TO J.H.KIMBALL., ESQ., and J.A.THOME, ESQ.
DEAR SIRS,--Of the operation of the apprenticeship system in this district, from the slight opportunity I have had of observing the conduct of managers and apprentices, I could only speak conjecturally, and my opinions, wanting the authority of experience, would be of little service to you; I shall therefore confine the remarks I have to make, to the operation of the system in the district from which I have lately removed.
I commenced my duties in August, 1834, and from the paucity of special magistrates at that eventful era, I had the superintendence of a most extensive district, comprising nearly one half of the populous parish of St.Thomas in the East, and the whole of the parish of St.David, embracing an apprentice population of nearly eighteen thousand,--in charge of which I continued until December, when I was relieved of St.
David, and in March, 1835, my surveillance was confined to that portion of St.Thomas in the East, consisting of the coffee plantations in the Blue Mountains, and the sugar estates of Blue Mountain Valley, over which I continued to preside until last March, a district containing a population of four thousand two hundred and twenty-seven apprentices, of which two thousand eighty-seven were males, and two thousand one hundred and forty, females.

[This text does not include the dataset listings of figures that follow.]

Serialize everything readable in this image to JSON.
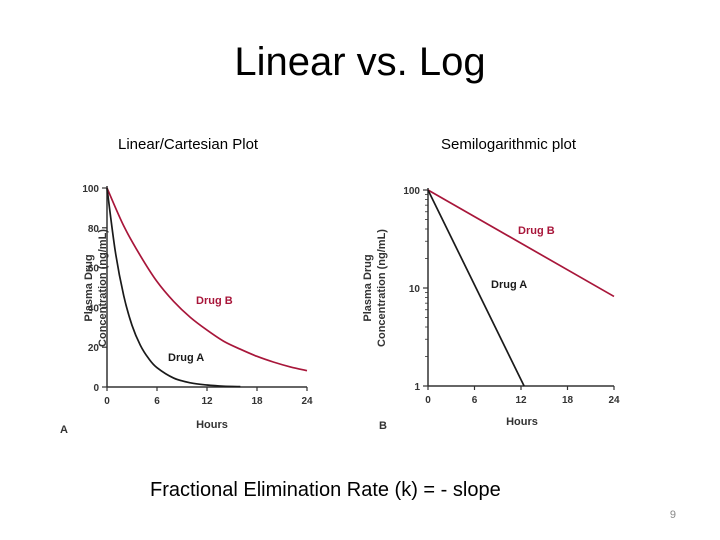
{
  "slide": {
    "title": "Linear vs. Log",
    "subtitle_left": "Linear/Cartesian Plot",
    "subtitle_right": "Semilogarithmic plot",
    "footer": "Fractional Elimination Rate (k) = - slope",
    "page_number": "9"
  },
  "colors": {
    "drug_a": "#1a1a1a",
    "drug_b": "#a8163a",
    "axis": "#333333"
  },
  "chart_data": [
    {
      "type": "line",
      "panel": "A",
      "title": "",
      "xlabel": "Hours",
      "ylabel_line1": "Plasma Drug",
      "ylabel_line2": "Concentration (ng/mL)",
      "xlim": [
        0,
        24
      ],
      "ylim": [
        0,
        100
      ],
      "x_ticks": [
        "0",
        "6",
        "12",
        "18",
        "24"
      ],
      "y_ticks": [
        "0",
        "20",
        "40",
        "60",
        "80",
        "100"
      ],
      "series": [
        {
          "name": "Drug B",
          "x": [
            0,
            2,
            4,
            6,
            8,
            10,
            12,
            14,
            16,
            18,
            20,
            22,
            24
          ],
          "values": [
            100,
            81,
            66,
            53,
            43,
            35,
            28.6,
            23,
            19,
            15.4,
            12.5,
            10.1,
            8.2
          ]
        },
        {
          "name": "Drug A",
          "x": [
            0,
            1,
            2,
            3,
            4,
            5,
            6,
            8,
            10,
            12,
            14,
            16
          ],
          "values": [
            100,
            68,
            46,
            31,
            21,
            14.3,
            9.7,
            4.5,
            2.1,
            1.0,
            0.4,
            0.2
          ]
        }
      ]
    },
    {
      "type": "line",
      "panel": "B",
      "title": "",
      "xlabel": "Hours",
      "ylabel_line1": "Plasma Drug",
      "ylabel_line2": "Concentration (ng/mL)",
      "xlim": [
        0,
        24
      ],
      "ylim": [
        1,
        100
      ],
      "yscale": "log",
      "x_ticks": [
        "0",
        "6",
        "12",
        "18",
        "24"
      ],
      "y_ticks": [
        "1",
        "10",
        "100"
      ],
      "series": [
        {
          "name": "Drug B",
          "x": [
            0,
            24
          ],
          "values": [
            100,
            8.2
          ]
        },
        {
          "name": "Drug A",
          "x": [
            0,
            12.4
          ],
          "values": [
            100,
            1
          ]
        }
      ]
    }
  ]
}
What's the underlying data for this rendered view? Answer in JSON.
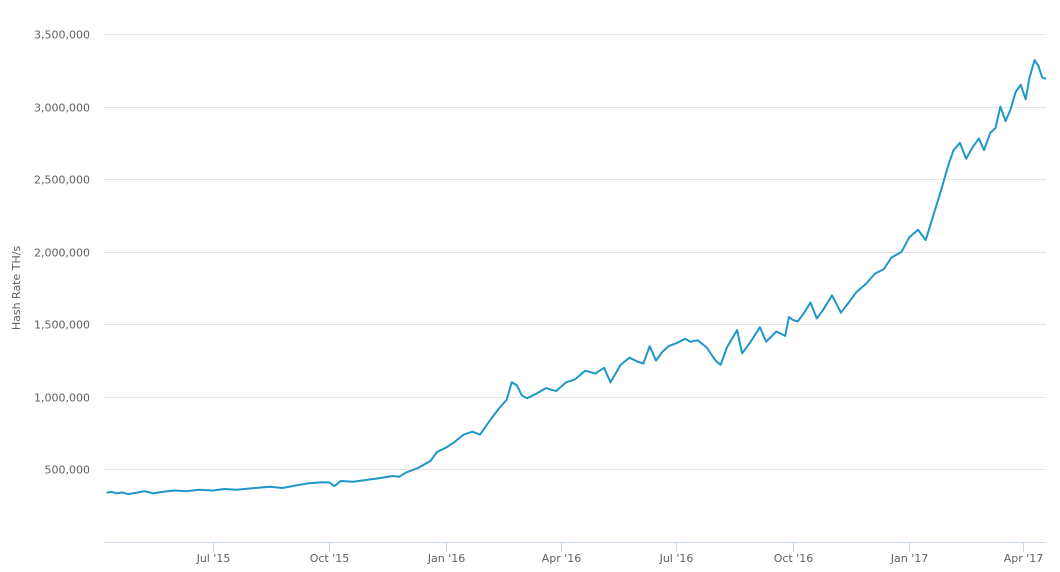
{
  "chart_data": {
    "type": "line",
    "title": "",
    "xlabel": "",
    "ylabel": "Hash Rate TH/s",
    "y_ticks": [
      500000,
      1000000,
      1500000,
      2000000,
      2500000,
      3000000,
      3500000
    ],
    "y_tick_labels": [
      "500,000",
      "1,000,000",
      "1,500,000",
      "2,000,000",
      "2,500,000",
      "3,000,000",
      "3,500,000"
    ],
    "ylim": [
      0,
      3500000
    ],
    "xlim": [
      "2015-04-06",
      "2017-04-19"
    ],
    "x_ticks": [
      "2015-07-01",
      "2015-10-01",
      "2016-01-01",
      "2016-04-01",
      "2016-07-01",
      "2016-10-01",
      "2017-01-01",
      "2017-04-01"
    ],
    "x_tick_labels": [
      "Jul '15",
      "Oct '15",
      "Jan '16",
      "Apr '16",
      "Jul '16",
      "Oct '16",
      "Jan '17",
      "Apr '17"
    ],
    "grid": true,
    "legend": "none",
    "line_color": "#1f97c8",
    "series": [
      {
        "points": [
          [
            "2015-04-08",
            340000
          ],
          [
            "2015-04-12",
            345000
          ],
          [
            "2015-04-16",
            335000
          ],
          [
            "2015-04-20",
            342000
          ],
          [
            "2015-04-25",
            330000
          ],
          [
            "2015-05-01",
            338000
          ],
          [
            "2015-05-08",
            350000
          ],
          [
            "2015-05-15",
            335000
          ],
          [
            "2015-05-22",
            345000
          ],
          [
            "2015-06-01",
            355000
          ],
          [
            "2015-06-10",
            350000
          ],
          [
            "2015-06-20",
            360000
          ],
          [
            "2015-07-01",
            355000
          ],
          [
            "2015-07-10",
            365000
          ],
          [
            "2015-07-20",
            360000
          ],
          [
            "2015-08-01",
            370000
          ],
          [
            "2015-08-15",
            380000
          ],
          [
            "2015-08-25",
            372000
          ],
          [
            "2015-09-05",
            390000
          ],
          [
            "2015-09-15",
            405000
          ],
          [
            "2015-09-25",
            412000
          ],
          [
            "2015-10-01",
            410000
          ],
          [
            "2015-10-05",
            385000
          ],
          [
            "2015-10-10",
            420000
          ],
          [
            "2015-10-20",
            415000
          ],
          [
            "2015-11-01",
            430000
          ],
          [
            "2015-11-10",
            440000
          ],
          [
            "2015-11-20",
            455000
          ],
          [
            "2015-11-25",
            450000
          ],
          [
            "2015-12-01",
            480000
          ],
          [
            "2015-12-10",
            510000
          ],
          [
            "2015-12-20",
            560000
          ],
          [
            "2015-12-25",
            620000
          ],
          [
            "2016-01-01",
            650000
          ],
          [
            "2016-01-08",
            690000
          ],
          [
            "2016-01-15",
            740000
          ],
          [
            "2016-01-22",
            760000
          ],
          [
            "2016-01-28",
            740000
          ],
          [
            "2016-02-05",
            840000
          ],
          [
            "2016-02-12",
            920000
          ],
          [
            "2016-02-18",
            980000
          ],
          [
            "2016-02-22",
            1100000
          ],
          [
            "2016-02-26",
            1080000
          ],
          [
            "2016-03-01",
            1010000
          ],
          [
            "2016-03-05",
            990000
          ],
          [
            "2016-03-12",
            1020000
          ],
          [
            "2016-03-20",
            1060000
          ],
          [
            "2016-03-28",
            1040000
          ],
          [
            "2016-04-05",
            1100000
          ],
          [
            "2016-04-12",
            1120000
          ],
          [
            "2016-04-20",
            1180000
          ],
          [
            "2016-04-28",
            1160000
          ],
          [
            "2016-05-05",
            1200000
          ],
          [
            "2016-05-10",
            1100000
          ],
          [
            "2016-05-18",
            1220000
          ],
          [
            "2016-05-25",
            1270000
          ],
          [
            "2016-06-01",
            1240000
          ],
          [
            "2016-06-05",
            1230000
          ],
          [
            "2016-06-10",
            1350000
          ],
          [
            "2016-06-15",
            1250000
          ],
          [
            "2016-06-20",
            1310000
          ],
          [
            "2016-06-25",
            1350000
          ],
          [
            "2016-07-01",
            1370000
          ],
          [
            "2016-07-08",
            1400000
          ],
          [
            "2016-07-12",
            1380000
          ],
          [
            "2016-07-18",
            1390000
          ],
          [
            "2016-07-25",
            1340000
          ],
          [
            "2016-08-01",
            1250000
          ],
          [
            "2016-08-05",
            1220000
          ],
          [
            "2016-08-10",
            1340000
          ],
          [
            "2016-08-18",
            1460000
          ],
          [
            "2016-08-22",
            1300000
          ],
          [
            "2016-08-28",
            1370000
          ],
          [
            "2016-09-05",
            1480000
          ],
          [
            "2016-09-10",
            1380000
          ],
          [
            "2016-09-18",
            1450000
          ],
          [
            "2016-09-25",
            1420000
          ],
          [
            "2016-09-28",
            1550000
          ],
          [
            "2016-10-01",
            1530000
          ],
          [
            "2016-10-05",
            1520000
          ],
          [
            "2016-10-10",
            1580000
          ],
          [
            "2016-10-15",
            1650000
          ],
          [
            "2016-10-20",
            1540000
          ],
          [
            "2016-10-25",
            1600000
          ],
          [
            "2016-11-01",
            1700000
          ],
          [
            "2016-11-08",
            1580000
          ],
          [
            "2016-11-15",
            1660000
          ],
          [
            "2016-11-20",
            1720000
          ],
          [
            "2016-11-28",
            1780000
          ],
          [
            "2016-12-05",
            1850000
          ],
          [
            "2016-12-12",
            1880000
          ],
          [
            "2016-12-18",
            1960000
          ],
          [
            "2016-12-22",
            1980000
          ],
          [
            "2016-12-26",
            2000000
          ],
          [
            "2017-01-01",
            2100000
          ],
          [
            "2017-01-08",
            2150000
          ],
          [
            "2017-01-14",
            2080000
          ],
          [
            "2017-01-20",
            2250000
          ],
          [
            "2017-01-26",
            2420000
          ],
          [
            "2017-02-01",
            2600000
          ],
          [
            "2017-02-05",
            2700000
          ],
          [
            "2017-02-10",
            2750000
          ],
          [
            "2017-02-15",
            2640000
          ],
          [
            "2017-02-20",
            2720000
          ],
          [
            "2017-02-25",
            2780000
          ],
          [
            "2017-03-01",
            2700000
          ],
          [
            "2017-03-06",
            2820000
          ],
          [
            "2017-03-10",
            2850000
          ],
          [
            "2017-03-14",
            3000000
          ],
          [
            "2017-03-18",
            2900000
          ],
          [
            "2017-03-22",
            2980000
          ],
          [
            "2017-03-26",
            3100000
          ],
          [
            "2017-03-30",
            3150000
          ],
          [
            "2017-04-03",
            3050000
          ],
          [
            "2017-04-06",
            3200000
          ],
          [
            "2017-04-10",
            3320000
          ],
          [
            "2017-04-13",
            3280000
          ],
          [
            "2017-04-16",
            3200000
          ],
          [
            "2017-04-19",
            3190000
          ]
        ]
      }
    ]
  }
}
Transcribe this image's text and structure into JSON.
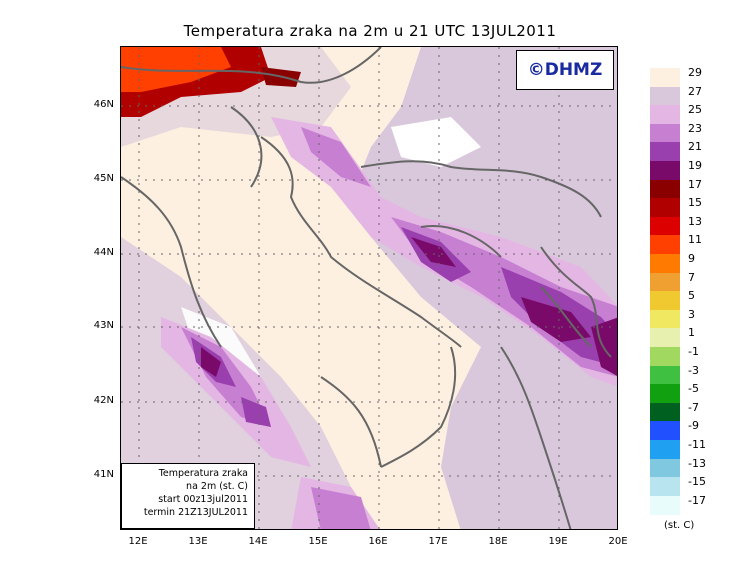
{
  "title": "Temperatura zraka na 2m u 21 UTC 13JUL2011",
  "logo_text": "©DHMZ",
  "info_box": {
    "line1": "Temperatura zraka",
    "line2": "na 2m (st. C)",
    "line3": "start 00z13jul2011",
    "line4": "termin 21Z13JUL2011"
  },
  "lat_labels": [
    "46N",
    "45N",
    "44N",
    "43N",
    "42N",
    "41N"
  ],
  "lon_labels": [
    "12E",
    "13E",
    "14E",
    "15E",
    "16E",
    "17E",
    "18E",
    "19E",
    "20E"
  ],
  "legend": {
    "unit": "(st. C)",
    "labels": [
      "29",
      "27",
      "25",
      "23",
      "21",
      "19",
      "17",
      "15",
      "13",
      "11",
      "9",
      "7",
      "5",
      "3",
      "1",
      "-1",
      "-3",
      "-5",
      "-7",
      "-9",
      "-11",
      "-13",
      "-15",
      "-17"
    ],
    "colors": [
      "#fdf0e0",
      "#d9c8dc",
      "#e4b6e4",
      "#c77fd2",
      "#9a3fae",
      "#7a0a6a",
      "#8a0000",
      "#b00000",
      "#dc0000",
      "#ff4000",
      "#ff7a00",
      "#f0a030",
      "#f0c830",
      "#f0e860",
      "#e8f0b0",
      "#a0d860",
      "#40c040",
      "#10a010",
      "#006020",
      "#2050ff",
      "#20a0f0",
      "#80c8e0",
      "#b8e4f0",
      "#e8fcfc"
    ]
  }
}
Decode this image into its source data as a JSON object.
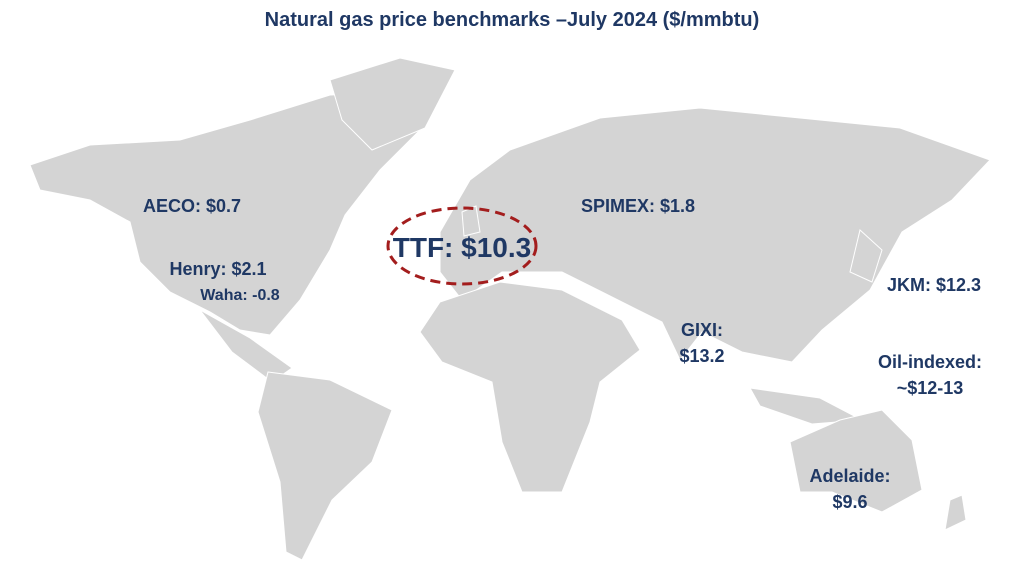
{
  "title": "Natural gas price benchmarks –July 2024 ($/mmbtu)",
  "labels": [
    {
      "lines": [
        "AECO: $0.7"
      ]
    },
    {
      "lines": [
        "Henry: $2.1"
      ]
    },
    {
      "lines": [
        "Waha: -0.8"
      ]
    },
    {
      "lines": [
        "TTF: $10.3"
      ]
    },
    {
      "lines": [
        "SPIMEX: $1.8"
      ]
    },
    {
      "lines": [
        "JKM: $12.3"
      ]
    },
    {
      "lines": [
        "GIXI:",
        "$13.2"
      ]
    },
    {
      "lines": [
        "Oil-indexed:",
        "~$12-13"
      ]
    },
    {
      "lines": [
        "Adelaide:",
        "$9.6"
      ]
    }
  ]
}
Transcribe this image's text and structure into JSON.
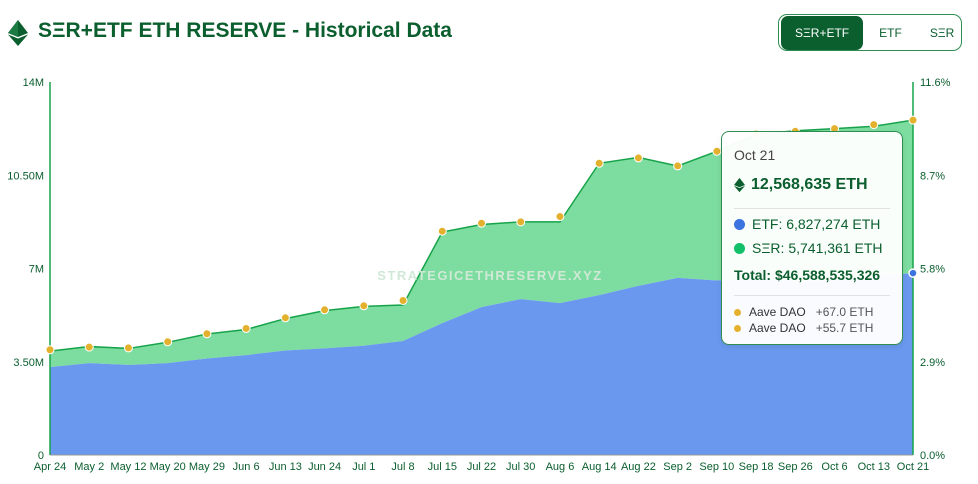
{
  "header": {
    "title": "SΞR+ETF ETH RESERVE - Historical Data",
    "tabs": [
      {
        "label": "SΞR+ETF",
        "active": true
      },
      {
        "label": "ETF",
        "active": false
      },
      {
        "label": "SΞR",
        "active": false
      }
    ],
    "icon": "ethereum-icon"
  },
  "watermark": "STRATEGICETHRESERVE.XYZ",
  "colors": {
    "etf": "#6a98ee",
    "ser": "#7ddc9f",
    "ser_line": "#16a34a",
    "event": "#e4b12e",
    "brand": "#0b5e2e"
  },
  "chart_data": {
    "type": "area",
    "x": [
      "Apr 24",
      "May 2",
      "May 12",
      "May 20",
      "May 29",
      "Jun 6",
      "Jun 13",
      "Jun 24",
      "Jul 1",
      "Jul 8",
      "Jul 15",
      "Jul 22",
      "Jul 30",
      "Aug 6",
      "Aug 14",
      "Aug 22",
      "Sep 2",
      "Sep 10",
      "Sep 18",
      "Sep 26",
      "Oct 6",
      "Oct 13",
      "Oct 21"
    ],
    "series": [
      {
        "name": "ETF",
        "values": [
          3.3,
          3.45,
          3.38,
          3.45,
          3.62,
          3.75,
          3.92,
          4.0,
          4.1,
          4.28,
          4.95,
          5.55,
          5.85,
          5.7,
          6.0,
          6.35,
          6.65,
          6.55,
          6.65,
          6.52,
          6.55,
          6.72,
          6.827
        ]
      },
      {
        "name": "SΞR",
        "values": [
          0.6,
          0.62,
          0.62,
          0.78,
          0.92,
          0.96,
          1.2,
          1.42,
          1.48,
          1.35,
          3.42,
          3.1,
          2.9,
          3.05,
          4.95,
          4.82,
          4.2,
          4.85,
          5.38,
          5.65,
          5.7,
          5.62,
          5.741
        ]
      }
    ],
    "total_values": [
      3.9,
      4.07,
      4.0,
      4.23,
      4.54,
      4.71,
      5.12,
      5.42,
      5.58,
      5.63,
      8.37,
      8.65,
      8.75,
      8.75,
      10.95,
      11.17,
      10.85,
      11.4,
      12.03,
      12.17,
      12.25,
      12.34,
      12.569
    ],
    "events_total": [
      3.95,
      4.05,
      4.02,
      4.25,
      4.55,
      4.75,
      5.15,
      5.45,
      5.6,
      5.8,
      8.4,
      8.7,
      8.75,
      8.95,
      10.95,
      11.15,
      10.85,
      11.4,
      12.05,
      12.15,
      12.25,
      12.4,
      12.569
    ],
    "ylim": [
      0,
      14
    ],
    "y_ticks": [
      0,
      3.5,
      7,
      10.5,
      14
    ],
    "y_tick_labels": [
      "0",
      "3.50M",
      "7M",
      "10.50M",
      "14M"
    ],
    "y2_tick_labels": [
      "0.0%",
      "2.9%",
      "5.8%",
      "8.7%",
      "11.6%"
    ],
    "grid": false,
    "legend": "none"
  },
  "tooltip": {
    "date": "Oct 21",
    "total_eth": "12,568,635 ETH",
    "etf": "ETF: 6,827,274 ETH",
    "ser": "SΞR: 5,741,361 ETH",
    "total_usd": "Total: $46,588,535,326",
    "events": [
      {
        "name": "Aave DAO",
        "amount": "+67.0 ETH"
      },
      {
        "name": "Aave DAO",
        "amount": "+55.7 ETH"
      }
    ]
  }
}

The apprentices of the Blue Mountain Valley were, at the period of my assumption of the duties of a special magistrate, the most disorderly in the island.

They were greatly excited, and almost desperate from disappointment, in finding their trammels under the new law, nearly as burdensome as under the old, and their condition, in many respects, much more intolerable.

They were also extremely irritated at what they deemed an attempt upon the part of their masters to rob them of one of the greatest advantages they had been led to believe the new law secured to them--this was the half of Friday.